Sous-titré, car tourné à 85% en italien, Marina touche dès les premières scènes tournées en Italie. Là où, à la fin des années quarante, sans le sou, le père de Rocco Granata, campé par un magistral Luigi Lo Cascio (La Meglio Gioventù), prédit aux siens que la Belgique, alors à la recherche de milliers de travailleurs, serait leur nouvel eldorado... pour à peine quelques années, croyait la famille de Rocco, à l’instar de toutes les familles d’émigrés de la première génération.

L’émotion au rendez-vous

Doté d’une charge émotionnelle puissante, qui permet de capter l’attention du spectateur, Marina n’avait pas besoin d’être raconté autrement que classiquement et de façon chronologique, pour bien comprendre le vécu des immigrés d’alors : quitter le soleil radieux d’Italie pour la bruine de Belgique, affronter un racisme terrible et bien sûr, cette fameuse mine. En filigrane, la musique, à travers l’accordéon de Rocco-le-virtuose, rythme une histoire où les auteurs ont greffé une idylle amoureuse avec une jeune flamande. Tout à fait plausible, car vécue par de nombreux compatriotes de Rocco.
Le film ne pèche que par quelques détails : la visibilité du manque de moyens, et surtout, son …affiche. Un long métrage de cette qualité, prétendant rallier tous les publics, n’avait franchement pas besoin de miser sur une affiche aussi racoleuse. Surtout qu’elle risque bien d’effrayer quelques nonni et nonne du fin fond du Borinage, de Charleroi ou du Limbourg !

Triomphe en vue ?

Le film est littéralement porté par ses acteurs, à commencer par l’enfant et l’adolescent qui jouent Rocco : Cristiaan Campagna et Matteo Simoni. Matteo, né en Flandre il y a 26 ans, a accompli exactement le chemin inverse du personnage, puisqu’il a passé un long moment en Italie pour apprendre coutumes, gestes et langue pour un résultat assez spectaculaire à l’écran.
Mais il faut aussi évoquer les prestations d’Evelien Bosmans (Helena), meilleure actrice flamande en 2012, et de Donatella Finocchiaro (Ida, sa mère), deux fois nommée meilleure actrice italienne en 2003 et 2009.

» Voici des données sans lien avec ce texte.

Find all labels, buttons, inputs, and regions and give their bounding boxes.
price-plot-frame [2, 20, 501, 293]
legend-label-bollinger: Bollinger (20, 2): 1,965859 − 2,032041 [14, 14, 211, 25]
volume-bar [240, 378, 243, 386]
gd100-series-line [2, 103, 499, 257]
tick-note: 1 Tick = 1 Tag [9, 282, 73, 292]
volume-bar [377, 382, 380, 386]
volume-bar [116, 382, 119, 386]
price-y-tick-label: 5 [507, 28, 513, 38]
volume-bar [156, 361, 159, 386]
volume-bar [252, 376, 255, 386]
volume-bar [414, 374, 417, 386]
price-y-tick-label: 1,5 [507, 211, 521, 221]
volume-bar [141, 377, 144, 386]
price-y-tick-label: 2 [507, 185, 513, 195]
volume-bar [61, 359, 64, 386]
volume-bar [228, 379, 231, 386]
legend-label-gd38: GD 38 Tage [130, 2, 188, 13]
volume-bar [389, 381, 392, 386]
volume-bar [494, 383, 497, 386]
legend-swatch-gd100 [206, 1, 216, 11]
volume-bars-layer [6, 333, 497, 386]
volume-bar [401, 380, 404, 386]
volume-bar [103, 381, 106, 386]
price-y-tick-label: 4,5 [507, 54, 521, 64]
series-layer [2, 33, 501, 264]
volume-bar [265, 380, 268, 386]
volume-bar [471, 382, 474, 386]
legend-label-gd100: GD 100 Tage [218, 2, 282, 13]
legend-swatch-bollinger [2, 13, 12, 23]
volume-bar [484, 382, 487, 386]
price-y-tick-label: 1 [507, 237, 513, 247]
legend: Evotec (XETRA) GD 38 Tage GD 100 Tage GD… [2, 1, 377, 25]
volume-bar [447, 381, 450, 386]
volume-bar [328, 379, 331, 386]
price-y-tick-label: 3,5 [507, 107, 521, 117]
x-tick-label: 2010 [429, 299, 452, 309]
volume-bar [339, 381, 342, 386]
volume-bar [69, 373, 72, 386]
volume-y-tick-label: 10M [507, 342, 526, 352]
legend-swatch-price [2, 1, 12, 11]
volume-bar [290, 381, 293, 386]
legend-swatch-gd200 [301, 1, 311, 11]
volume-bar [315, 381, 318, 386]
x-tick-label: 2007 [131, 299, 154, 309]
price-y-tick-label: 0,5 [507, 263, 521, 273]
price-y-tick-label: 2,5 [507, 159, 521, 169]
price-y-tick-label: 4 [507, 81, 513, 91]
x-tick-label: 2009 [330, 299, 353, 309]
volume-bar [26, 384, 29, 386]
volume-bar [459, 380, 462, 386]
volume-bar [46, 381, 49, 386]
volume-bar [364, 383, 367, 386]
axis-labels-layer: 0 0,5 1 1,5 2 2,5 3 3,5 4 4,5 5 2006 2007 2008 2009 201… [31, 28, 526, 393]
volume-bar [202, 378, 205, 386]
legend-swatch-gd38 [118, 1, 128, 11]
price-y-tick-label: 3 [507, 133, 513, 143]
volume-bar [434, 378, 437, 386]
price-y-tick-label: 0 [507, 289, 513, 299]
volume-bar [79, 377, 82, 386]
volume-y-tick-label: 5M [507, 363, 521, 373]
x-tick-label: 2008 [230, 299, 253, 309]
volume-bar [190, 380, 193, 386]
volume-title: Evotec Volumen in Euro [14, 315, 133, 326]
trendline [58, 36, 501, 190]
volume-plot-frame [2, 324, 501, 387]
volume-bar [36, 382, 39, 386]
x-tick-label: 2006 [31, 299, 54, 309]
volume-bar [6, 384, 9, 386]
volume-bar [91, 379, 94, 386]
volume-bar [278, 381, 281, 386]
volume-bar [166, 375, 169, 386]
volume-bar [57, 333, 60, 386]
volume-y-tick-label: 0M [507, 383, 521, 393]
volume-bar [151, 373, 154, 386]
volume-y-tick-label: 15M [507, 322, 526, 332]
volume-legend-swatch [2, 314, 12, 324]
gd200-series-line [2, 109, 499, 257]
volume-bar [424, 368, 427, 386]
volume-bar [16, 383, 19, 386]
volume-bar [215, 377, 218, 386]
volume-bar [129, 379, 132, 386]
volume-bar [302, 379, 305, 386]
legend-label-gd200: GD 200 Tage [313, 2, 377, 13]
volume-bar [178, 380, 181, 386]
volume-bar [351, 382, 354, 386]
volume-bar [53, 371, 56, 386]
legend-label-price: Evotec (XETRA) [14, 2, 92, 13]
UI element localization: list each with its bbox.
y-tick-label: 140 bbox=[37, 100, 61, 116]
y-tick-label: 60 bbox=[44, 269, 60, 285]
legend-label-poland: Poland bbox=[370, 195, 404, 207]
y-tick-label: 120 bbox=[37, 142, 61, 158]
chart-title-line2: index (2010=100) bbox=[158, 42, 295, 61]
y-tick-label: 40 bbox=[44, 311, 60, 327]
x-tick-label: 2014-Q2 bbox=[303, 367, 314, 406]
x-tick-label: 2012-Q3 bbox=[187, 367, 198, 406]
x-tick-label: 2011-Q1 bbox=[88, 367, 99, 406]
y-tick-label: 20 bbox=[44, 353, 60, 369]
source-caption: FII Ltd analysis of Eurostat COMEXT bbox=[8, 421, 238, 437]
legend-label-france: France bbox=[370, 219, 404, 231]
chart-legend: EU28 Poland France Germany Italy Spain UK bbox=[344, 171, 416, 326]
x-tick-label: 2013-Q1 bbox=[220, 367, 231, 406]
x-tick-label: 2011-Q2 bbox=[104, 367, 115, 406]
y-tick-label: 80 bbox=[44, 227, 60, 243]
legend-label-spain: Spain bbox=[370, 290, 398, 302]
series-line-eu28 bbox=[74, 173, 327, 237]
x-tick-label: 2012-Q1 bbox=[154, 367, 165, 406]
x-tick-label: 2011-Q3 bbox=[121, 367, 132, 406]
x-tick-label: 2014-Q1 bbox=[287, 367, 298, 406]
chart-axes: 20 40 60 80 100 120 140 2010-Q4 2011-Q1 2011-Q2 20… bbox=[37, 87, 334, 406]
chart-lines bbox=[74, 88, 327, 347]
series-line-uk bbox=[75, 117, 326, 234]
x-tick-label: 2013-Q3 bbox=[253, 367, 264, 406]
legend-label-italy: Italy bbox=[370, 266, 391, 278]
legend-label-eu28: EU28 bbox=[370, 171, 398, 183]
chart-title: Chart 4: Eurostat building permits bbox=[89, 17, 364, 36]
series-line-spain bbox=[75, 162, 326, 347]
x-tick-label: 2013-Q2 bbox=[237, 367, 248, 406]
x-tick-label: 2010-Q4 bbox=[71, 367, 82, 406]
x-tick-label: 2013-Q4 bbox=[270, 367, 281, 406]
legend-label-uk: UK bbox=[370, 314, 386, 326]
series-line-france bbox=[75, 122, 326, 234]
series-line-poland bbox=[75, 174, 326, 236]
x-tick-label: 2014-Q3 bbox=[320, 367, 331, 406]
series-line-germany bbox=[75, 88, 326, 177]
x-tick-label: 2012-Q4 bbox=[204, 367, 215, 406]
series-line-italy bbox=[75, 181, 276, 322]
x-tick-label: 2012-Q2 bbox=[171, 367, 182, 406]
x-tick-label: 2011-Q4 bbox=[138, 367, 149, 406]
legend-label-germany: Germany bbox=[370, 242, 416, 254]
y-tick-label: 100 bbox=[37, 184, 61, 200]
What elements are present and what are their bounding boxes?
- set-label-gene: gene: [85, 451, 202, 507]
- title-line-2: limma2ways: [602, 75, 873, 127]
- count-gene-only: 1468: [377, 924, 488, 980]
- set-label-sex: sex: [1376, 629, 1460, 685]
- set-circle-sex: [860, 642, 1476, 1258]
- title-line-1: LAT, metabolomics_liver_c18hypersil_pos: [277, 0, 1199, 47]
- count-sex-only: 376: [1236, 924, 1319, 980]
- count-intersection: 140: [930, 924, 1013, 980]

Si Marina, 20 ans après Daens, est promis à un beau retentissement national, historique peut-être, sa carrière internationale a d’ores et déjà bien débuté : diffusé en première mondiale lors du récent Festival des Films du Monde de Montréal dans la catégorie des "Grands Maîtres" en hommage à Stijn Coninx, le film a trusté son premier prix (des étudiants) en Espagne au Festival de Valladolid et concourra à Rome, la semaine de sa sortie en Belgique. Peut-être un nouveau triomphe en vue pour Coninx, le film sortant à un moment où l’immigration n’a jamais suscité autant de débats dans toute l’Europe.